Layering the CG Giant in Cloth and People
Method employed a number of techniques and wrote some original code to get Massive to work properly in conjunction with Maya.

First they transformed the mo-cap motion into a CG giant. Early on, however, Method realized that simply attaching people to a rigid CG character would make the movement stiff and unrealistic. So they essentially created the CG character out of Maya nCloth, which would react like cloth and have some bounce and jiggle to it. Then they added the Massive agents to the cloth layer. But the real trick was getting Maya to be the driving force in how the Massive agents moved.

“A ton of work had to do with outputting the positions of our [Massive] agents based on the cloth animation,’ explains Method’s James LeBloch, lead 3D artist. “Right now Massive likes to deal with the positions of the agents just within Massive. But we wanted to drive the position of the agents based on our Maya setup. So we ended up writing a script in Maya to output positions that Massive could then import for the positions of our agents.

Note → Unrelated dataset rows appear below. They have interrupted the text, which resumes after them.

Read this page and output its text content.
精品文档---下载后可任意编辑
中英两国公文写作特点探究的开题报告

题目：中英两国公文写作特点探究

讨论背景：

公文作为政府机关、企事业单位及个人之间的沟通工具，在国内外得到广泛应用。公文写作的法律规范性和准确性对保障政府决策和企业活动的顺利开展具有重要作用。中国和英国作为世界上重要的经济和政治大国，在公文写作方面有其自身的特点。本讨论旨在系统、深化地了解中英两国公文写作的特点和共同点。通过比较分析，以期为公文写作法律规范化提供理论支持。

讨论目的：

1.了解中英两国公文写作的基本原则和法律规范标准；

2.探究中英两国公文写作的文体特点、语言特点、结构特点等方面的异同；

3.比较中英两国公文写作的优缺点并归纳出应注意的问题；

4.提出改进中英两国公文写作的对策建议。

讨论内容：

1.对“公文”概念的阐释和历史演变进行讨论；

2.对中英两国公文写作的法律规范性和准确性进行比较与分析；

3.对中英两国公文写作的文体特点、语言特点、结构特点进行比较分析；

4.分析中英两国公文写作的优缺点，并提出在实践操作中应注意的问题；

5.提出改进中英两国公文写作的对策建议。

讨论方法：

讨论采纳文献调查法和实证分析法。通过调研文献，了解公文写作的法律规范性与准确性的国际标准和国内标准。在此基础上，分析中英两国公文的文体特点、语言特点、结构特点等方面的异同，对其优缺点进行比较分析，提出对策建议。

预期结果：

In the end all our Massive agents were where they were in the space directly connected to our Maya nCloth animation.”

Still there were a few shots where the giant came too close to camera to rely on Massive agents.

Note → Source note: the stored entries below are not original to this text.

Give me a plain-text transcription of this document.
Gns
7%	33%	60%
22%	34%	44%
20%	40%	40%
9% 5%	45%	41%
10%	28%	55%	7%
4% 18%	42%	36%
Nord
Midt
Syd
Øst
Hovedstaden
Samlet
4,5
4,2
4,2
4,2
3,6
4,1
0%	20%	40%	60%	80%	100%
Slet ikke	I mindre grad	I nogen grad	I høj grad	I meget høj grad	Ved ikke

“One of the limitations of the giant is that you can’t get too close to it with the camera angle or you would see that the people are not real,” Frisch notes. “There was one shot where we had no choice but to have the knee of the giant right there above the waitress. For this our CG team came up with a clever way of doing it where we used a real photographed shot of our hero group on the knee and camera mapped it and combined it to the knee. So on that shot the giant is made up of Massive agents as well as real people camera mapped onto the knee where it comes close to camera.”

LeBloch adds, “We tracked the people in 3D and then connected them to the movement of the giant in the same way the Massive agents were connected. So they looked as though it was all unified. That was one of the trickier shots.”

Dispersing the Crowd
As it turns out, getting the people off the giant was more difficult that creating the giant.

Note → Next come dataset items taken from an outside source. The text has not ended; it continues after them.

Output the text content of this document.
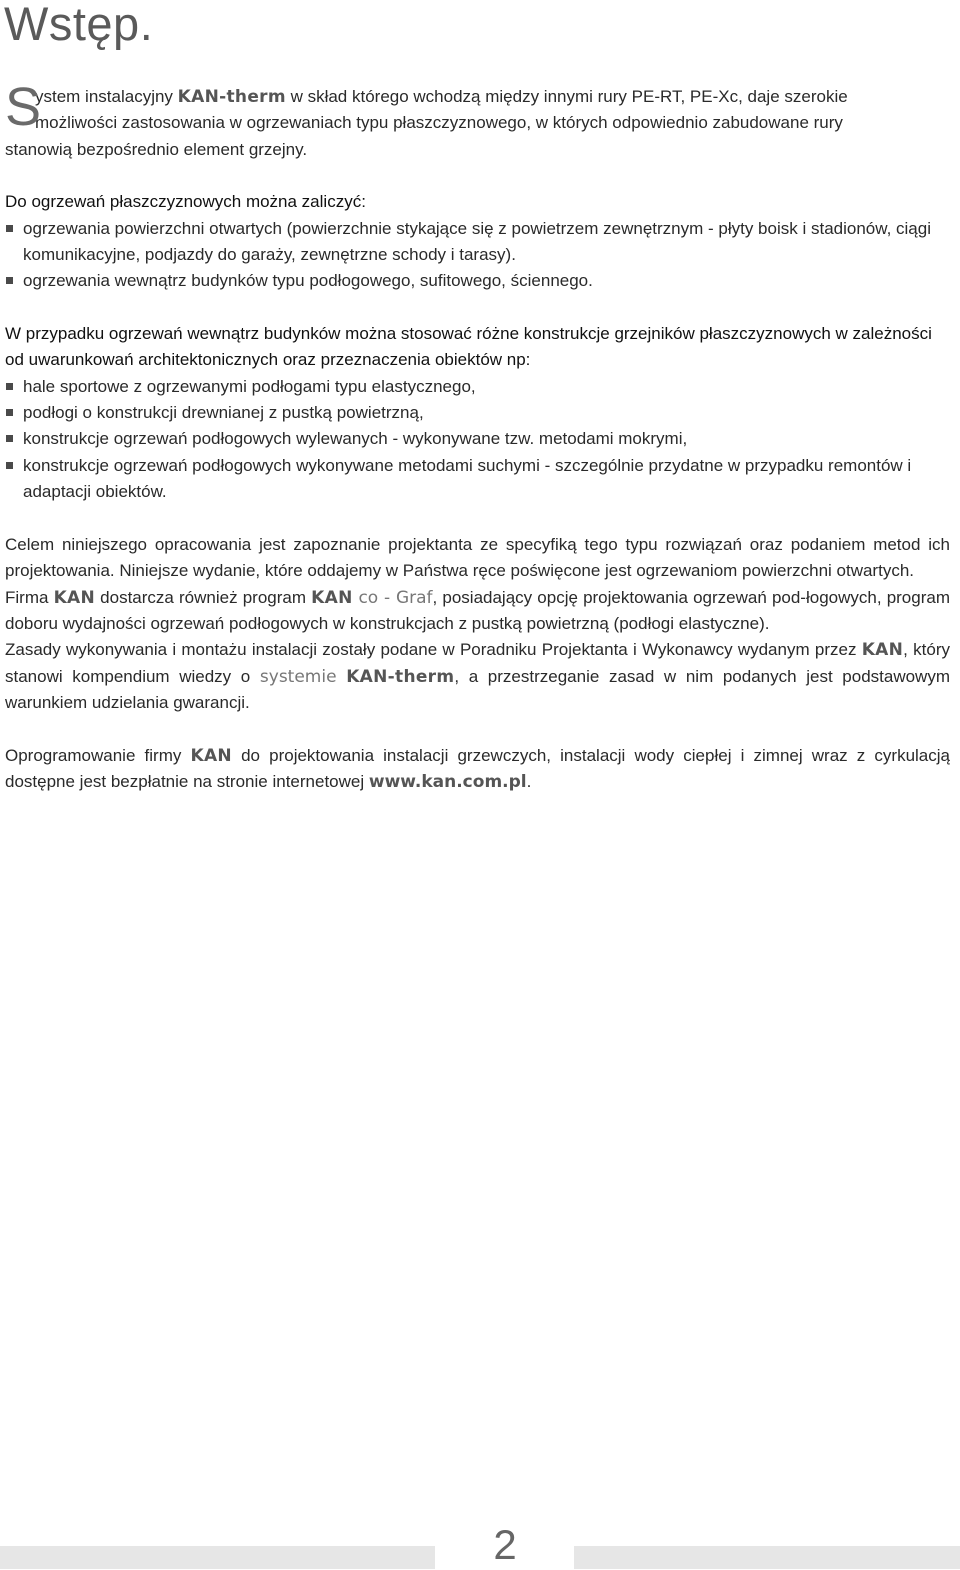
Wstęp.
S

ystem instalacyjny KAN-therm w skład którego wchodzą między innymi rury PE-RT, PE-Xc, daje szerokie

możliwości zastosowania w ogrzewaniach typu płaszczyznowego, w których odpowiednio zabudowane rury

stanowią bezpośrednio element grzejny.

Do ogrzewań płaszczyznowych można zaliczyć:

ogrzewania powierzchni otwartych (powierzchnie stykające się z powietrzem zewnętrznym - płyty boisk i stadionów, ciągi komunikacyjne, podjazdy do garaży, zewnętrzne schody i tarasy).
ogrzewania wewnątrz budynków typu podłogowego, sufitowego, ściennego.

W przypadku ogrzewań wewnątrz budynków można stosować różne konstrukcje grzejników płaszczyznowych w zależności od uwarunkowań architektonicznych oraz przeznaczenia obiektów np:

hale sportowe z ogrzewanymi podłogami typu elastycznego,
podłogi o konstrukcji drewnianej z pustką powietrzną,
konstrukcje ogrzewań podłogowych wylewanych - wykonywane tzw. metodami mokrymi,
konstrukcje ogrzewań podłogowych wykonywane metodami suchymi - szczególnie przydatne w przypadku remontów i adaptacji obiektów.

Celem niniejszego opracowania jest zapoznanie projektanta ze specyfiką tego typu rozwiązań oraz podaniem metod ich projektowania. Niniejsze wydanie, które oddajemy w Państwa ręce poświęcone jest ogrzewaniom powierzchni otwartych.

Firma KAN dostarcza również program KAN co - Graf, posiadający opcję projektowania ogrzewań pod-łogowych, program doboru wydajności ogrzewań podłogowych w konstrukcjach z pustką powietrzną (podłogi elastyczne).

Zasady wykonywania i montażu instalacji zostały podane w Poradniku Projektanta i Wykonawcy wydanym przez KAN, który stanowi kompendium wiedzy o systemie KAN-therm, a przestrzeganie zasad w nim podanych jest podstawowym warunkiem udzielania gwarancji.

Oprogramowanie firmy KAN do projektowania instalacji grzewczych, instalacji wody ciepłej i zimnej wraz z cyrkulacją dostępne jest bezpłatnie na stronie internetowej www.kan.com.pl.

2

“That was the most different out of all the shots in terms of our Massive solution” says LeBloch. “Most of our shots before that were people dynamically on our giant and that shot we had to get them off the giant. We did a lot of motion capture of people jumping and it was difficult to get out Massive agents to jump properly based off on their height on the giant, at the right speed and smoothly transition from a jumping clip, to a flying clip to a landing clip and then to a getting up and walking clip. That was a very complex shot for Massive and different from the rest of the project.”

“We tackled it the same way in terms of attaching our agents to the giant animation but getting them off the giant was the trickier part and e had to build part of the Massive brain to get them to interact properly. People that were at the top of the monster were removed with our Maya placement. But then for the others within Massive we turned off certain agents so they weren’t being driven by the Maya geometry so then they would be free within the other space within Massive. So it was tricky making sure certain agents were driven by our original geometry and other agents were free in the world to do whatever they want.”

Final Render Pipeline
If only this project had been a done a few months later, after this past Siggraph, when Massive had added Mental Ray support it would have made Method’s job a lot easier. But alas, it wasn’t.

“Our normal pipeline is using Mental Ray and for any Massive rendering we had to use a different renderer so we used the AIR renderer,” says Frisch. “So just building up our pipeline to create the same render passes that we’d do in Mental Ray but do them in AIR there was quite a bit of time spent just making sure we could do everything.”